After a successful run, you’ll have a new directory called trinity.nema.fasta.dammit. If you look inside, you’ll see a lot of files:

ls trinity.nema.fasta.dammit/
annotate.doit.db                              trinity.nema.fasta.dammit.namemap.csv  trinity.nema.fasta.transdecoder.pep
dammit.log                                    trinity.nema.fasta.dammit.stats.json   trinity.nema.fasta.x.nema.reference.prot.faa.crbl.csv
run_trinity.nema.fasta.metazoa.busco.results  trinity.nema.fasta.transdecoder.bed    trinity.nema.fasta.x.nema.reference.prot.faa.crbl.gff3
tmp                                           trinity.nema.fasta.transdecoder.cds    trinity.nema.fasta.x.nema.reference.prot.faa.crbl.model.csv
trinity.nema.fasta                            trinity.nema.fasta.transdecoder_dir    trinity.nema.fasta.x.nema.reference.prot.faa.crbl.model.plot.pdf
trinity.nema.fasta.dammit.fasta               trinity.nema.fasta.transdecoder.gff3
trinity.nema.fasta.dammit.gff3                trinity.nema.fasta.transdecoder.mRNA

The most important files for you are trinity.nema.fasta.dammit.fasta, trinity.nema.fasta.dammit.gff3, and trinity.nema.fasta.dammit.stats.json.

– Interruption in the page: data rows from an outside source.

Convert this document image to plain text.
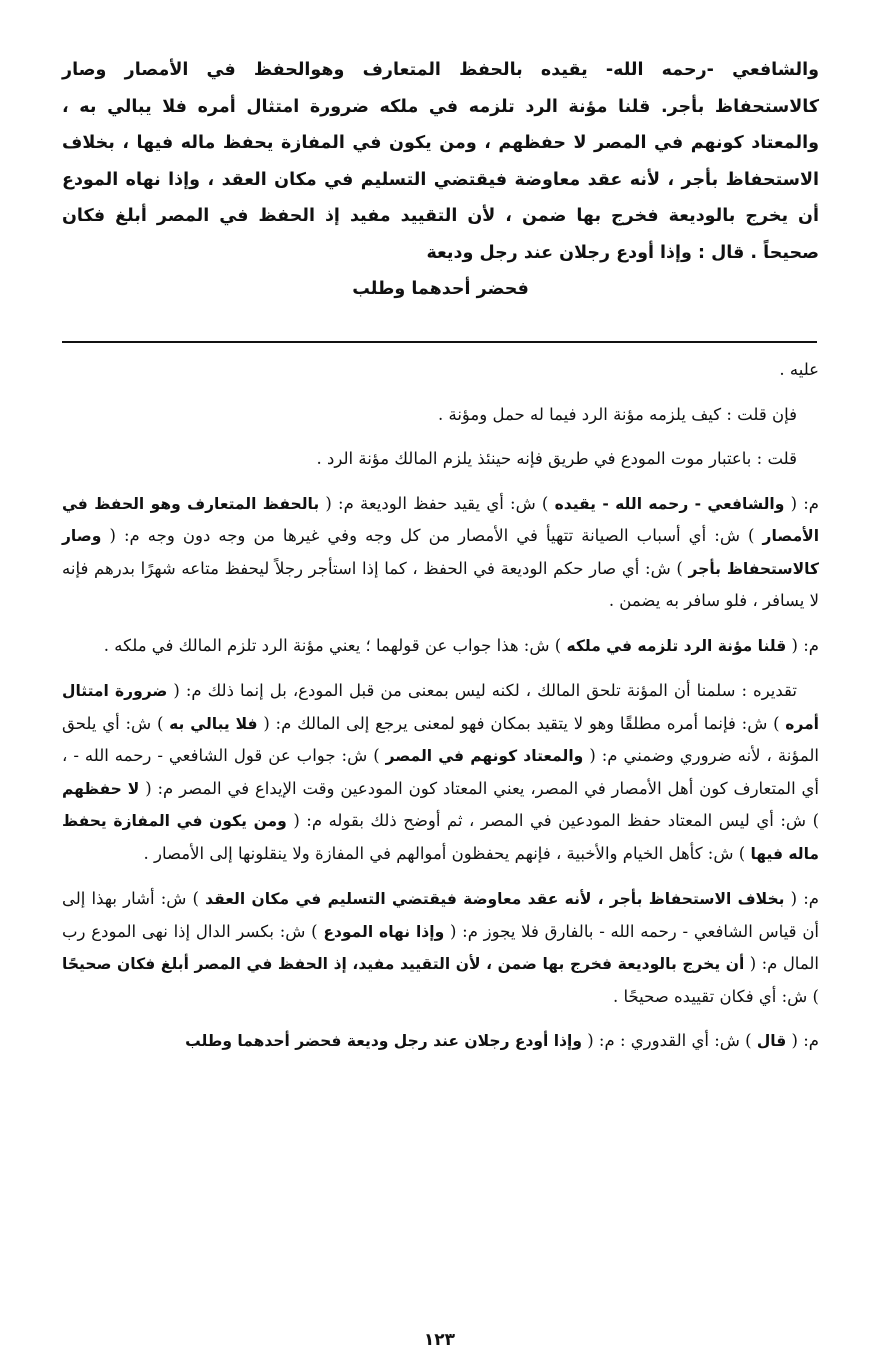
والشافعي -رحمه الله- يقيده بالحفظ المتعارف وهوالحفظ في الأمصار وصار كالاستحفاظ بأجر. قلنا مؤنة الرد تلزمه في ملكه ضرورة امتثال أمره فلا يبالي به ، والمعتاد كونهم في المصر لا حفظهم ، ومن يكون في المفازة يحفظ ماله فيها ، بخلاف الاستحفاظ بأجر ، لأنه عقد معاوضة فيقتضي التسليم في مكان العقد ، وإذا نهاه المودع أن يخرج بالوديعة فخرج بها ضمن ، لأن التقييد مفيد إذ الحفظ في المصر أبلغ فكان صحيحاً . قال : وإذا أودع رجلان عند رجل وديعة
فحضر أحدهما وطلب

عليه .

فإن قلت : كيف يلزمه مؤنة الرد فيما له حمل ومؤنة .

قلت : باعتبار موت المودع في طريق فإنه حينئذ يلزم المالك مؤنة الرد .

م: ( والشافعي - رحمه الله - يقيده ) ش: أي يقيد حفظ الوديعة م: ( بالحفظ المتعارف وهو الحفظ في الأمصار ) ش: أي أسباب الصيانة تتهيأ في الأمصار من كل وجه وفي غيرها من وجه دون وجه م: ( وصار كالاستحفاظ بأجر ) ش: أي صار حكم الوديعة في الحفظ ، كما إذا استأجر رجلاً ليحفظ متاعه شهرًا بدرهم فإنه لا يسافر ، فلو سافر به يضمن .

م: ( قلنا مؤنة الرد تلزمه في ملكه ) ش: هذا جواب عن قولهما ؛ يعني مؤنة الرد تلزم المالك في ملكه .

تقديره : سلمنا أن المؤنة تلحق المالك ، لكنه ليس بمعنى من قبل المودع، بل إنما ذلك م: ( ضرورة امتثال أمره ) ش: فإنما أمره مطلقًا وهو لا يتقيد بمكان فهو لمعنى يرجع إلى المالك م: ( فلا يبالي به ) ش: أي يلحق المؤنة ، لأنه ضروري وضمني م: ( والمعتاد كونهم في المصر ) ش: جواب عن قول الشافعي - رحمه الله - ، أي المتعارف كون أهل الأمصار في المصر، يعني المعتاد كون المودعين وقت الإيداع في المصر م: ( لا حفظهم ) ش: أي ليس المعتاد حفظ المودعين في المصر ، ثم أوضح ذلك بقوله م: ( ومن يكون في المفازة يحفظ ماله فيها ) ش: كأهل الخيام والأخبية ، فإنهم يحفظون أموالهم في المفازة ولا ينقلونها إلى الأمصار .

م: ( بخلاف الاستحفاظ بأجر ، لأنه عقد معاوضة فيقتضي التسليم في مكان العقد ) ش: أشار بهذا إلى أن قياس الشافعي - رحمه الله - بالفارق فلا يجوز م: ( وإذا نهاه المودع ) ش: بكسر الدال إذا نهى المودع رب المال م: ( أن يخرج بالوديعة فخرج بها ضمن ، لأن التقييد مفيد، إذ الحفظ في المصر أبلغ فكان صحيحًا ) ش: أي فكان تقييده صحيحًا .

م: ( قال ) ش: أي القدوري : م: ( وإذا أودع رجلان عند رجل وديعة فحضر أحدهما وطلب

١٢٣
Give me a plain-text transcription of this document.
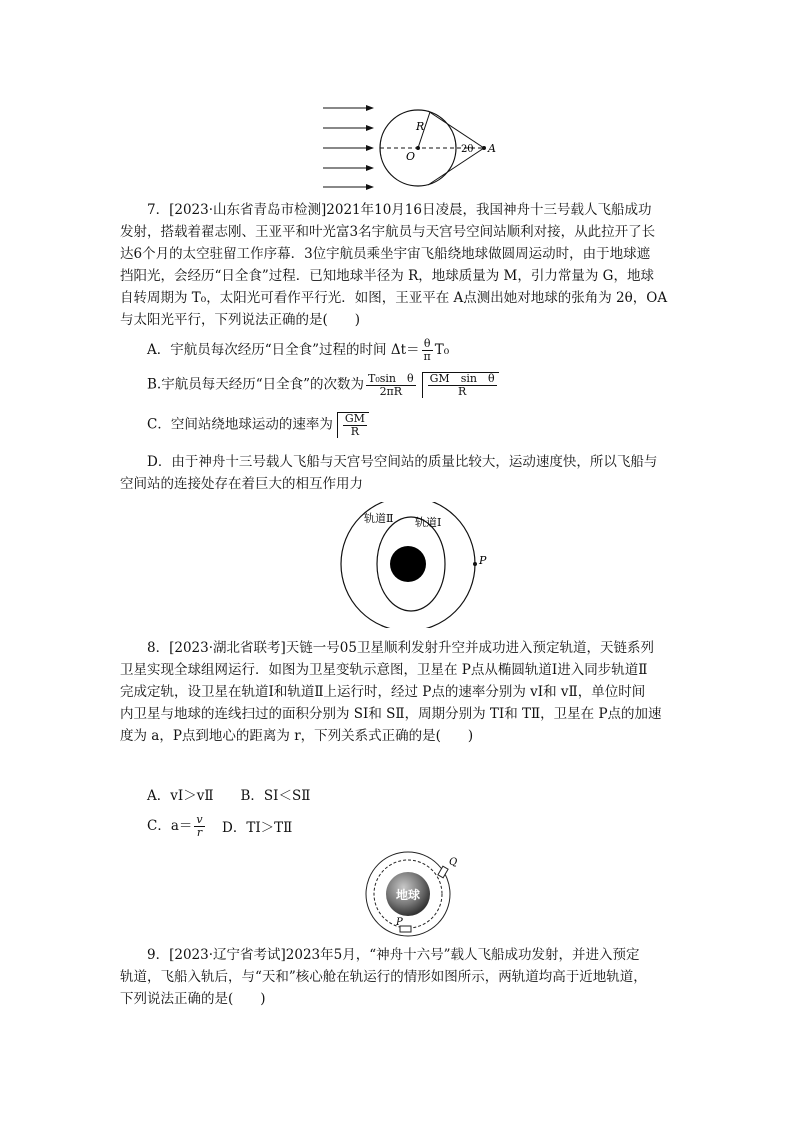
R
O
A
2θ
7．[2023·山东省青岛市检测]2021年10月16日凌晨，我国神舟十三号载人飞船成功
发射，搭载着翟志刚、王亚平和叶光富3名宇航员与天宫号空间站顺利对接，从此拉开了长
达6个月的太空驻留工作序幕．3位宇航员乘坐宇宙飞船绕地球做圆周运动时，由于地球遮
挡阳光，会经历“日全食”过程．已知地球半径为 R，地球质量为 M，引力常量为 G，地球
自转周期为 T₀，太阳光可看作平行光．如图，王亚平在 A点测出她对地球的张角为 2θ，OA
与太阳光平行，下列说法正确的是(　　)
A．宇航员每次经历“日全食”过程的时间 $\Delta t= \frac{\theta}{\pi} T_0$
B.宇航员每天经历“日全食”的次数为 $\frac{\text{T₀sin　θ}}{2\pi R} \frac{\text{GM　sin　θ}}{R}$
C．空间站绕地球运动的速率为 $\frac{GM}{R}$
D．由于神舟十三号载人飞船与天宫号空间站的质量比较大，运动速度快，所以飞船与
空间站的连接处存在着巨大的相互作用力
轨道Ⅱ 轨道Ⅰ
P
8．[2023·湖北省联考]天链一号05卫星顺利发射升空并成功进入预定轨道，天链系列
卫星实现全球组网运行．如图为卫星变轨示意图，卫星在 P点从椭圆轨道Ⅰ进入同步轨道Ⅱ
完成定轨，设卫星在轨道Ⅰ和轨道Ⅱ上运行时，经过 P点的速率分别为 vⅠ和 vⅡ，单位时间
内卫星与地球的连线扫过的面积分别为 SⅠ和 SⅡ，周期分别为 TⅠ和 TⅡ，卫星在 P点的加速
度为 a，P点到地心的距离为 r，下列关系式正确的是(　　)
A．vⅠ＞vⅡ　　B．SⅠ＜SⅡ
C．$a= \frac{v}{r}$ D．TⅠ＞TⅡ
地球
Q
P
9．[2023·辽宁省考试]2023年5月，“神舟十六号”载人飞船成功发射，并进入预定
轨道，飞船入轨后，与“天和”核心舱在轨运行的情形如图所示，两轨道均高于近地轨道，
下列说法正确的是(　　)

If the above dammit command is run again, there will be a message: **Pipeline is already completed!**

References

  1. Putnam NH, Srivastava M, Hellsten U, Dirks B, Chapman J, Salamov A, Terry A, Shapiro H, Lindquist E, Kapitonov VV, Jurka J, Genikhovich G, Grigoriev IV, Lucas SM, Steele RE, Finnerty JR, Technau U, Martindale MQ, Rokhsar DS. (2007) Sea anemone genome reveals ancestral eumetazoan gene repertoire and genomic organization. Science. 317, 86-94.